1. Daniel T. Gilbert, Romin W. Tafarodi, and Patrick S. Malone, “You Can’t Not Believe Everything You Read,” Journal of Personality and Social Psychology 65 (2 1993): 221–233, doi:10.1037/0022-3514.65.2.221.

A Sua Força como um Racionalista

A história a seguir aconteceu comigo numa sala de bate-papo de IRC, há muito tempo atrás, na época em que eu ainda passava o tempo em salas de bate-papo de IRC. O tempo borrou as memórias, e o relato pode ser impreciso.

Lá estava eu, numa sala de IRC, quando alguém diz que um amigo seu precisa de aconselhamento médico. O amigo disse que tem tido dores súbitas no peito e então chamou uma ambulância, mas quando ela chegou os paramédicos disseram que ele não tinha problema algum e foram embora, e agora as dores estavam piorando. O que o tal amigo deveria fazer?

A história me deixou confuso. Eu lembrava de ter lido sobre mendigos de Nova Iorque que chamavam ambulâncias só para serem levados para algum lugar quente, e os paramédicos sempre tinham que levá-los para o pronto-socorro, mesmo na 27ª vez. Porque se não levassem, a empresa de ambulâncias podia ser processada e ser obrigada a pagar muito dinheiro. Da mesma forma, os pronto-socorros são obrigados juridicamente a tratar a todos, independentemente de sua capacidade de pagar pelo serviço. (E o hospital tem que absorver os custos, que são enormes, e por isso os hospitais estão fechando seus pronto-socorros... Faz você pensar, de que serve ter economistas se é para simplesmente ignorá-los.) Então eu não entendi bem como a história do amigo podia ter acontecido. Qualquer pessoa afirmando sentir dores no peito deveria ter sido levada pela ambulância imediatamente.

E foi aí que eu falhei como racionalista.
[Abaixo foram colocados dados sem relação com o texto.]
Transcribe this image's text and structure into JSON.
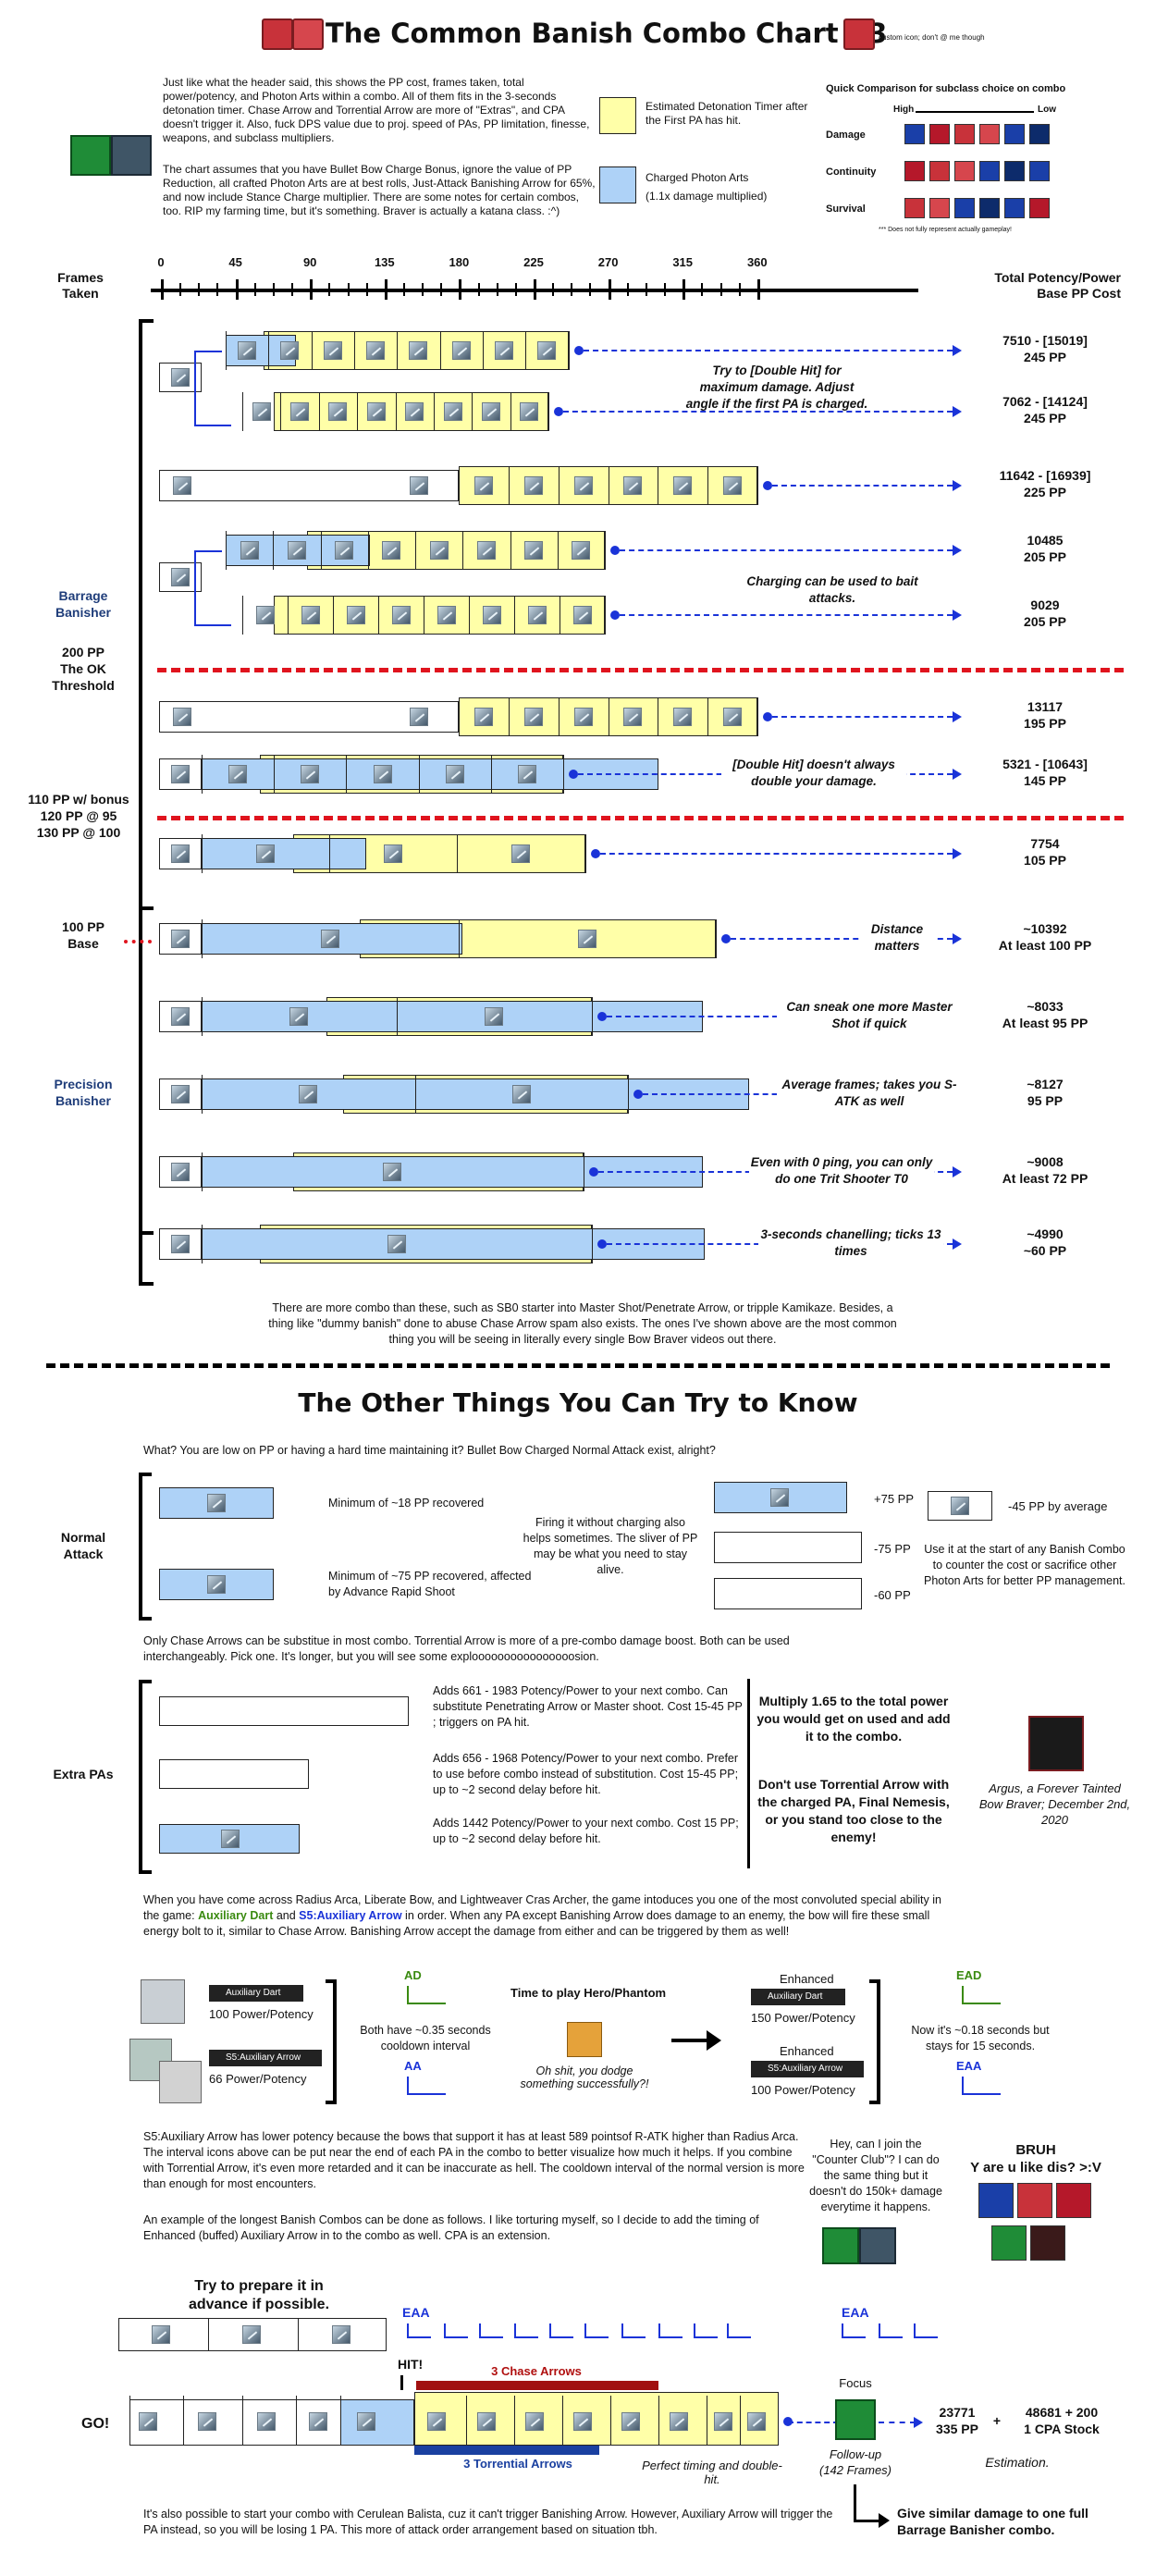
{
  "title": "The Common Banish Combo Chart V3",
  "custom_icon_note": "custom icon; don't @ me though",
  "intro": {
    "p1": "Just like what the header said, this shows the PP cost, frames taken, total power/potency, and Photon Arts within a combo. All of them fits in the 3-seconds detonation timer. Chase Arrow and Torrential Arrow are more of \"Extras\", and CPA doesn't trigger it. Also, fuck DPS value due to proj. speed of PAs, PP limitation, finesse, weapons, and subclass multipliers.",
    "p2": "The chart assumes that you have Bullet Bow Charge Bonus, ignore the value of PP Reduction, all crafted Photon Arts are at best rolls, Just-Attack Banishing Arrow for 65%, and now include Stance Charge multiplier. There are some notes for certain combos, too. RIP my farming time, but it's something. Braver is actually a katana class. :^)"
  },
  "legend": {
    "yellow": "Estimated Detonation Timer after the First PA has hit.",
    "blue": "Charged Photon Arts",
    "blue_sub": "(1.1x damage multiplied)",
    "colors": {
      "yellow": "#ffffa8",
      "blue": "#aed2f7",
      "red": "#e0141e",
      "arrow": "#1a33d8"
    }
  },
  "comparison": {
    "title": "Quick Comparison for subclass choice on combo",
    "high": "High",
    "low": "Low",
    "rows": [
      "Damage",
      "Continuity",
      "Survival"
    ],
    "footnote": "*** Does not fully represent actually gameplay!"
  },
  "axis": {
    "frames_label_1": "Frames",
    "frames_label_2": "Taken",
    "ticks": [
      "0",
      "45",
      "90",
      "135",
      "180",
      "225",
      "270",
      "315",
      "360"
    ],
    "total_1": "Total Potency/Power",
    "total_2": "Base PP Cost"
  },
  "groups": {
    "barrage_1": "Barrage",
    "barrage_2": "Banisher",
    "ok_1": "200 PP",
    "ok_2": "The OK",
    "ok_3": "Threshold",
    "bonus_1": "110 PP w/ bonus",
    "bonus_2": "120 PP @ 95",
    "bonus_3": "130 PP @ 100",
    "base_1": "100 PP",
    "base_2": "Base",
    "precision_1": "Precision",
    "precision_2": "Banisher"
  },
  "combos": [
    {
      "power": "7510 - [15019]",
      "pp": "245 PP",
      "note": "Try to [Double Hit] for maximum damage. Adjust angle if the first PA is charged."
    },
    {
      "power": "7062 - [14124]",
      "pp": "245 PP",
      "note": ""
    },
    {
      "power": "11642 - [16939]",
      "pp": "225 PP",
      "note": ""
    },
    {
      "power": "10485",
      "pp": "205 PP",
      "note": "Charging can be used to bait attacks."
    },
    {
      "power": "9029",
      "pp": "205 PP",
      "note": ""
    },
    {
      "power": "13117",
      "pp": "195 PP",
      "note": ""
    },
    {
      "power": "5321 - [10643]",
      "pp": "145 PP",
      "note": "[Double Hit] doesn't always double your damage."
    },
    {
      "power": "7754",
      "pp": "105 PP",
      "note": ""
    },
    {
      "power": "~10392",
      "pp": "At least 100 PP",
      "note": "Distance matters"
    },
    {
      "power": "~8033",
      "pp": "At least 95 PP",
      "note": "Can sneak one more Master Shot if quick"
    },
    {
      "power": "~8127",
      "pp": "95 PP",
      "note": "Average frames; takes you S-ATK as well"
    },
    {
      "power": "~9008",
      "pp": "At least 72 PP",
      "note": "Even with 0 ping, you can only do one Trit Shooter T0"
    },
    {
      "power": "~4990",
      "pp": "~60 PP",
      "note": "3-seconds chanelling; ticks 13 times"
    }
  ],
  "more_combos": "There are more combo than these, such as SB0 starter into Master Shot/Penetrate Arrow, or tripple Kamikaze. Besides, a thing like \"dummy banish\" done to abuse Chase Arrow spam also exists. The ones I've shown above are the most common thing you will be seeing in literally every single Bow Braver videos out there.",
  "section2_title": "The Other Things You Can Try to Know",
  "low_pp": "What? You are low on PP or having a hard time maintaining it? Bullet Bow Charged Normal Attack exist, alright?",
  "normal_attack": {
    "label_1": "Normal",
    "label_2": "Attack",
    "min18": "Minimum of ~18 PP recovered",
    "min75": "Minimum of ~75 PP recovered, affected by Advance Rapid Shoot",
    "firing": "Firing it without charging also helps sometimes. The sliver of PP may be what you need to stay alive.",
    "plus75": "+75 PP",
    "minus75": "-75 PP",
    "minus60": "-60 PP",
    "minus45": "-45 PP by average",
    "use_it": "Use it at the start of any Banish Combo to counter the cost or sacrifice other Photon Arts for better PP management."
  },
  "chase_note": "Only Chase Arrows can be substitue in most combo. Torrential Arrow is more of a pre-combo damage boost. Both can be used interchangeably. Pick one. It's longer, but you will see some exploooooooooooooooosion.",
  "extra": {
    "label": "Extra PAs",
    "e1": "Adds 661 - 1983 Potency/Power to your next combo. Can substitute Penetrating Arrow or Master shoot. Cost 15-45 PP ; triggers on PA hit.",
    "e2": "Adds 656 - 1968 Potency/Power to your next combo. Prefer to use before combo instead of substitution. Cost 15-45 PP; up to ~2 second delay before hit.",
    "e3": "Adds 1442 Potency/Power to your next combo. Cost 15 PP; up to ~2 second delay before hit.",
    "multiply": "Multiply 1.65 to the total power you would get on used and add it to the combo.",
    "dont": "Don't use Torrential Arrow with the charged PA, Final Nemesis, or you stand too close to the enemy!",
    "argus": "Argus, a Forever Tainted Bow Braver; December 2nd, 2020"
  },
  "aux": {
    "intro_1": "When you have come across Radius Arca, Liberate Bow, and Lightweaver Cras Archer, the game intoduces you one of the most convoluted special ability in the game: ",
    "auxdart": "Auxiliary Dart",
    "and": " and ",
    "s5aux": "S5:Auxiliary Arrow",
    "intro_2": " in order. When any PA except Banishing Arrow does damage to an enemy, the bow will fire these small energy bolt to it, similar to Chase Arrow. Banishing Arrow accept the damage from either and can be triggered by them as well!",
    "tag_dart": "Auxiliary Dart",
    "tag_arrow": "S5:Auxiliary Arrow",
    "dart_power": "100 Power/Potency",
    "arrow_power": "66 Power/Potency",
    "ad": "AD",
    "aa": "AA",
    "cooldown": "Both have ~0.35 seconds cooldown interval",
    "hero": "Time to play Hero/Phantom",
    "dodge": "Oh shit, you dodge something successfully?!",
    "enhanced": "Enhanced",
    "enh_dart_power": "150 Power/Potency",
    "enh_arrow_power": "100 Power/Potency",
    "ead": "EAD",
    "eaa": "EAA",
    "now": "Now it's ~0.18 seconds but stays for 15 seconds.",
    "s5_note": "S5:Auxiliary Arrow has lower potency because the bows that support it has at least 589 pointsof R-ATK higher than Radius Arca. The interval icons above can be put near the end of each PA in the combo to better visualize how much it helps. If you combine with Torrential Arrow, it's even more retarded and it can be inaccurate as hell. The cooldown interval of the normal version is more than enough for most encounters.",
    "example": "An example of the longest Banish Combos can be done as follows. I like torturing myself, so I decide to add the timing of Enhanced (buffed) Auxiliary Arrow in to the combo as well. CPA is an extension.",
    "counter": "Hey, can I join the \"Counter Club\"? I can do the same thing but it doesn't do 150k+ damage everytime it happens.",
    "bruh_1": "BRUH",
    "bruh_2": "Y are u like dis? >:V"
  },
  "final": {
    "prepare": "Try to prepare it in advance if possible.",
    "eaa": "EAA",
    "hit": "HIT!",
    "chase": "3 Chase Arrows",
    "torrential": "3 Torrential Arrows",
    "go": "GO!",
    "perfect": "Perfect timing and double-hit.",
    "focus": "Focus",
    "followup_1": "Follow-up",
    "followup_2": "(142 Frames)",
    "power": "23771",
    "pp": "335 PP",
    "plus": "+",
    "cpa": "48681 + 200",
    "cpa2": "1 CPA Stock",
    "estimation": "Estimation.",
    "give": "Give similar damage to one full Barrage Banisher combo.",
    "cerulean": "It's also possible to start your combo with Cerulean Balista, cuz it can't trigger Banishing Arrow. However, Auxiliary Arrow will trigger the PA instead, so you will be losing 1 PA. This more of attack order arrangement based on situation tbh."
  }
}
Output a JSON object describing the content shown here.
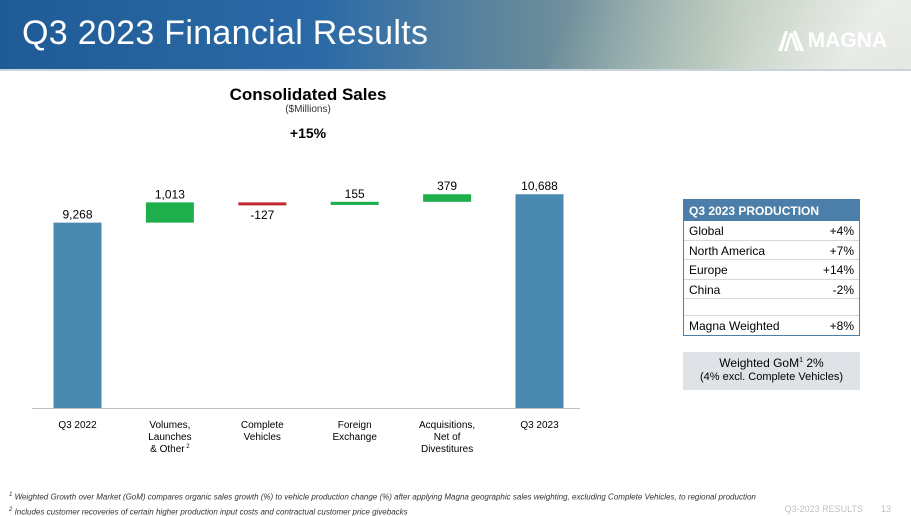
{
  "header": {
    "title": "Q3 2023 Financial Results",
    "logo_text": "MAGNA",
    "logo_icon": "magna-a-logo-icon"
  },
  "chart_data": {
    "type": "waterfall",
    "title": "Consolidated Sales",
    "subtitle": "($Millions)",
    "annotation": "+15%",
    "ylim": [
      0,
      11400
    ],
    "categories": [
      {
        "label": [
          "Q3 2022"
        ],
        "value": 9268,
        "display": "9,268",
        "kind": "total"
      },
      {
        "label": [
          "Volumes,",
          "Launches",
          "& Other"
        ],
        "sup": "2",
        "value": 1013,
        "display": "1,013",
        "kind": "increase"
      },
      {
        "label": [
          "Complete",
          "Vehicles"
        ],
        "value": -127,
        "display": "-127",
        "kind": "decrease"
      },
      {
        "label": [
          "Foreign",
          "Exchange"
        ],
        "value": 155,
        "display": "155",
        "kind": "increase"
      },
      {
        "label": [
          "Acquisitions,",
          "Net of",
          "Divestitures"
        ],
        "value": 379,
        "display": "379",
        "kind": "increase"
      },
      {
        "label": [
          "Q3 2023"
        ],
        "value": 10688,
        "display": "10,688",
        "kind": "total"
      }
    ],
    "colors": {
      "total": "#4a89b0",
      "increase": "#1fae4c",
      "decrease": "#c0282e"
    }
  },
  "production": {
    "title": "Q3 2023 PRODUCTION",
    "rows": [
      {
        "label": "Global",
        "value": "+4%"
      },
      {
        "label": "North America",
        "value": "+7%"
      },
      {
        "label": "Europe",
        "value": "+14%"
      },
      {
        "label": "China",
        "value": "-2%"
      }
    ],
    "weighted": {
      "label": "Magna Weighted",
      "value": "+8%"
    }
  },
  "gom": {
    "line1_prefix": "Weighted GoM",
    "line1_sup": "1",
    "line1_suffix": " 2%",
    "line2": "(4% excl. Complete Vehicles)"
  },
  "footnotes": [
    {
      "sup": "1",
      "text": " Weighted Growth over Market (GoM) compares organic sales growth (%) to vehicle production change (%) after applying Magna geographic sales weighting, excluding Complete Vehicles, to regional production"
    },
    {
      "sup": "2",
      "text": " Includes customer recoveries of certain higher production input costs and contractual customer price givebacks"
    }
  ],
  "slide_footer": {
    "label": "Q3-2023 RESULTS",
    "page": "13"
  }
}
Eu me lembrei de várias vezes em que o meu médico ficara absolutamente impassível ao ser informado de sintomas que me pareciam alarmantes. E o Sistema Médico estava sempre certo. Todas as vezes. Eu mesmo já tinha tido dores no peito, e o médico tinha explicado calmamente que o que eu estava descrevendo eram dores nos músculos do peito, não um ataque cardíaco. Então eu disse no IRC: “Bom, se os paramédicos disseram que não era nada, então realmente não deve ser nada – eles teriam levado seu amigo para o hospital se tivesse a mínima chance de ser algo sério.”

E assim eu consegui explicar a história usando o modelo que eu já tinha, embora o encaixe ainda parecesse um pouco forçado...

Mais tarde, a pessoa aparece novamente no IRC e diz que o tal amigo tinha inventado a história toda. Claramente, não era um amigo muito confiável.

Eu deveria ter percebido, talvez, que um conhecido de um conhecido de uma sala de bate-papo do IRC podia ser menos confiável do que um artigo publicado numa revista. Infelizmente, acreditar é mais fácil que desconfiar; nós acreditamos instintivamente, mas desconfiar exige um esforço consciente1.

Ao invés disso, com esforço considerável, eu forcei meu modelo da realidade para explicar uma anomalia que nunca tinha acontecido. E eu sabia quão embaraçoso isso era. Eu sabia que a utilidade de um modelo não é o que ele consegue explicar, mas o que ele não consegue. Uma hipótese que não proíbe nada permite tudo, portanto não controla expectativas.

A sua força como racionalista é sua capacidade de ficar mais confuso diante da ficção do que diante da realidade. Se você é igualmente bom em explicar qualquer resultado, seu conhecimento é zero.

Todos fraquejamos, de tempos em tempos; o triste é que eu poderia ter sido mais forte. Eu tinha toda a informação que precisava para chegar à resposta correta, eu até notei o problema, e eu o ignorei. Meu sentimento de confusão era uma Pista, e eu joguei minha Pista fora.

Eu deveria ter prestado mais atenção àquele sentimento de ainda parece um pouco forçado. É um dos sentimentos mais importantes que alguém em busca da verdade pode ter, uma parte da sua força como racionalista. É uma falha de design da cognição humana que essa sensação se manifeste como uma leve pressão no fundo da sua mente, ao invés de uma sirene ensurdecedora e um sinal de néon brilhante dizendo:

OU O SEU MODELO É FALSO, OU ESSA HISTÓRIA ESTÁ ERRADA.

http://lesswrong.com/lw/if/your_strength_as_a_rationalist/


Notas de Rodapé

1. Daniel T. Gilbert, Romin W. Tafarodi, and Patrick S. Malone, “You Can’t Not Believe Everything You Read,” Journal of Personality and Social Psychology 65 (2 1993): 221–233, doi:10.1037/0022-3514.65.2.221.